Proceedings Article | 6 September 2019
KEYWORDS: Image filtering, Digital filtering, Electronic filtering, Anisotropic filtering, Confocal microscopy, Radio over Fiber, Nonlinear filtering, Filtering (signal processing), Smoothing, Image processing
Confocal microscopy is a widely used tool in the biomedical area, allowing to obtain 3D images with a high spatial resolution. Despite having advantages over conventional microscopy, the analysis of cellular images through confocal microscopy is a complicated process due to the very low S/N, so the use of filters is necessary to reduce noise. However, this step normally affects the quality of the edges, making them more diffuse. In addition, images acquired in confocal microscopy are affected by distortions introduced by lenses and the acquisition system. Therefore, it is possible to improve the edges definition by eliminating distortions. This is done by means of deconvolution methods such as the Wiener filter.
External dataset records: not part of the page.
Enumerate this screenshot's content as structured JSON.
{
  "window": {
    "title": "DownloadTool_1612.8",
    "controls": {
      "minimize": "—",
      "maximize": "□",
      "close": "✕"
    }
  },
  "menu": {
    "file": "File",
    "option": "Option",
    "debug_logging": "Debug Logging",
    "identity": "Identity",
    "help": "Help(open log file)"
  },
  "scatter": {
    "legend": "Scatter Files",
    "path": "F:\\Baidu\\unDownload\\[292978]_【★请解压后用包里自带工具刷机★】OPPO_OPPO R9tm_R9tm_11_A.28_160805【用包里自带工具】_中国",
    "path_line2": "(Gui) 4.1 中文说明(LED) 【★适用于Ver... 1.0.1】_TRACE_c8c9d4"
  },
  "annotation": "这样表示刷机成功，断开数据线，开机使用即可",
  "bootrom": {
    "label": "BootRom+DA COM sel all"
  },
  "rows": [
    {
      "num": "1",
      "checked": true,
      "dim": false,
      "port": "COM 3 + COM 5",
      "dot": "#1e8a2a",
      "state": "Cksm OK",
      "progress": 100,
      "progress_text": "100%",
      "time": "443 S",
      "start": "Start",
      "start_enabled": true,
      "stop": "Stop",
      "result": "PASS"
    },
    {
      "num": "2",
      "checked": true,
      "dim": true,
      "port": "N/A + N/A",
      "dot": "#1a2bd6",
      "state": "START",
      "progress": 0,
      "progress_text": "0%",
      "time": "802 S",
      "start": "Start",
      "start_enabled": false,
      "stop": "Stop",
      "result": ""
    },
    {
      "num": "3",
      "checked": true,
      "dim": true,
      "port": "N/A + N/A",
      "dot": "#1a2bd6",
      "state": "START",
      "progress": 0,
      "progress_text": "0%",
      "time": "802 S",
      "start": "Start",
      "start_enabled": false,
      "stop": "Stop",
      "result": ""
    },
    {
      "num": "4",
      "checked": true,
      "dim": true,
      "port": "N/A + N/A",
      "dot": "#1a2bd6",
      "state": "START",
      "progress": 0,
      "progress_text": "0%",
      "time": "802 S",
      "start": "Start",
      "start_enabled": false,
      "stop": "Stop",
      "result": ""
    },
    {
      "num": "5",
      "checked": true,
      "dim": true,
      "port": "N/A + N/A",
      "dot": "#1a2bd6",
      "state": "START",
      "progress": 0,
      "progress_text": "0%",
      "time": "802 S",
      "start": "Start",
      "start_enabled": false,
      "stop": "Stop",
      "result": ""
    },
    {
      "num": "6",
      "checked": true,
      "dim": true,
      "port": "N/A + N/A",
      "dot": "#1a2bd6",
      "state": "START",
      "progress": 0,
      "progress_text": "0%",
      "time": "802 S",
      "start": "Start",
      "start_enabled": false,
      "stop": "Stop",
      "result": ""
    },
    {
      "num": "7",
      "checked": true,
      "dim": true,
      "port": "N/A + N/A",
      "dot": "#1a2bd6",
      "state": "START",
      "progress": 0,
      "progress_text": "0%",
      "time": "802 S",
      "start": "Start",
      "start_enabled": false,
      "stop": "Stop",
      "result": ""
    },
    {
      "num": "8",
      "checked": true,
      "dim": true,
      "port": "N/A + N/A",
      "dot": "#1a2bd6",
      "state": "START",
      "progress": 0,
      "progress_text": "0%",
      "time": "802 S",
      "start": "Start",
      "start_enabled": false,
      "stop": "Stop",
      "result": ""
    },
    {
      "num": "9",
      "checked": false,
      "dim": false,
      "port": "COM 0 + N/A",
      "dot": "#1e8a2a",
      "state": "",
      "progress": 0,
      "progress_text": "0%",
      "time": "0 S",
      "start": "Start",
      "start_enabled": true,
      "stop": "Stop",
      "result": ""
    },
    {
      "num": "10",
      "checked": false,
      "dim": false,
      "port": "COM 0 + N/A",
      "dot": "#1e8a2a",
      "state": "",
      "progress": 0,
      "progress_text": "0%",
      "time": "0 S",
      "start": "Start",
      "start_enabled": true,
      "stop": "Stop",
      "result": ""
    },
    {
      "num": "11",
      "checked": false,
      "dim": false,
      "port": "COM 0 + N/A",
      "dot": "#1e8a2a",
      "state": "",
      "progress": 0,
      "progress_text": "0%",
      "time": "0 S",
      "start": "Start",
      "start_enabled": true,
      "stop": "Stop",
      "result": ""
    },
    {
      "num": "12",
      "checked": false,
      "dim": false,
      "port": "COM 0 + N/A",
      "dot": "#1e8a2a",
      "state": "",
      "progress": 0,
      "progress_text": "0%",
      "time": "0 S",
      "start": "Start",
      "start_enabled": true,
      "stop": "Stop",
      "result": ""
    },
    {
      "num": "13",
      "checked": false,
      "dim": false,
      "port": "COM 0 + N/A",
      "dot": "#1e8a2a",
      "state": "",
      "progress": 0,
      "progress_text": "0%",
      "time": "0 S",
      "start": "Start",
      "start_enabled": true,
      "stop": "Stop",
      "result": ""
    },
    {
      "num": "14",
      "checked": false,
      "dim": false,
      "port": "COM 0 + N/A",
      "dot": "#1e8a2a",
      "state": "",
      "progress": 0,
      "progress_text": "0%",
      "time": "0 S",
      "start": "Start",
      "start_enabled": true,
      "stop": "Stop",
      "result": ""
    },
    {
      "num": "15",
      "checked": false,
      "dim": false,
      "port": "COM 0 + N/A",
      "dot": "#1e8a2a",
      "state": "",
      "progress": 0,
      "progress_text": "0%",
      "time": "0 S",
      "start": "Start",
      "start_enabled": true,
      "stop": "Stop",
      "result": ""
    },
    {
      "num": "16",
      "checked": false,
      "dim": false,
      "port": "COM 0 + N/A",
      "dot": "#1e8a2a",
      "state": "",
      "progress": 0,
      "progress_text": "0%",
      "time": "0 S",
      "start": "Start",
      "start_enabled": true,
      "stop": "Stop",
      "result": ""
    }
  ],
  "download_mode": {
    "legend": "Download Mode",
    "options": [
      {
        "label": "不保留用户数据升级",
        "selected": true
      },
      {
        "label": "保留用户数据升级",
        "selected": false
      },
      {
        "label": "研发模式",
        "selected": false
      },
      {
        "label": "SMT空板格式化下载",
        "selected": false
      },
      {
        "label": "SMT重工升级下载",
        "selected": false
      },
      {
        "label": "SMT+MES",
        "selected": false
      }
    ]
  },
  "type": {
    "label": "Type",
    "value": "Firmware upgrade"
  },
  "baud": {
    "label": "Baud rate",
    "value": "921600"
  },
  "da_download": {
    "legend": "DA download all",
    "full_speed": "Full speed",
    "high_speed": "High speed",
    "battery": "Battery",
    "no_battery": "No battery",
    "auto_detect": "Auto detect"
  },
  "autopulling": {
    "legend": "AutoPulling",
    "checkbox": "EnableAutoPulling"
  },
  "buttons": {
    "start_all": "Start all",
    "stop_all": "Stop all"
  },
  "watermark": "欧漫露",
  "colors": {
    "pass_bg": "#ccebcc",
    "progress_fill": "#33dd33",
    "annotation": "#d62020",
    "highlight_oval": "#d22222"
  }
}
Furthermore, in recent years a new generation of smoothing filters have been developed that seek to reduce Gaussian-type noise, without losing edges. However, a study has not been carried out to determine if these filters can be used in the elimination of noise in confocal microscopy, which are contaminated with Poisson noise. Therefore, in this work we present a comparative study of ten filters for the elimination of noise in confocal microscopy: median, anisotropic diffusion, bilateral, propagated, improved propagated, Rudin-Osher-Fatemi (ROF), TVL1, non-local means, K-SVD, and Wavelet 'A trous' and Haar filters, with and without preprocessing images with the Wiener filter, taking as criteria the noise reduction and the conservation of edges.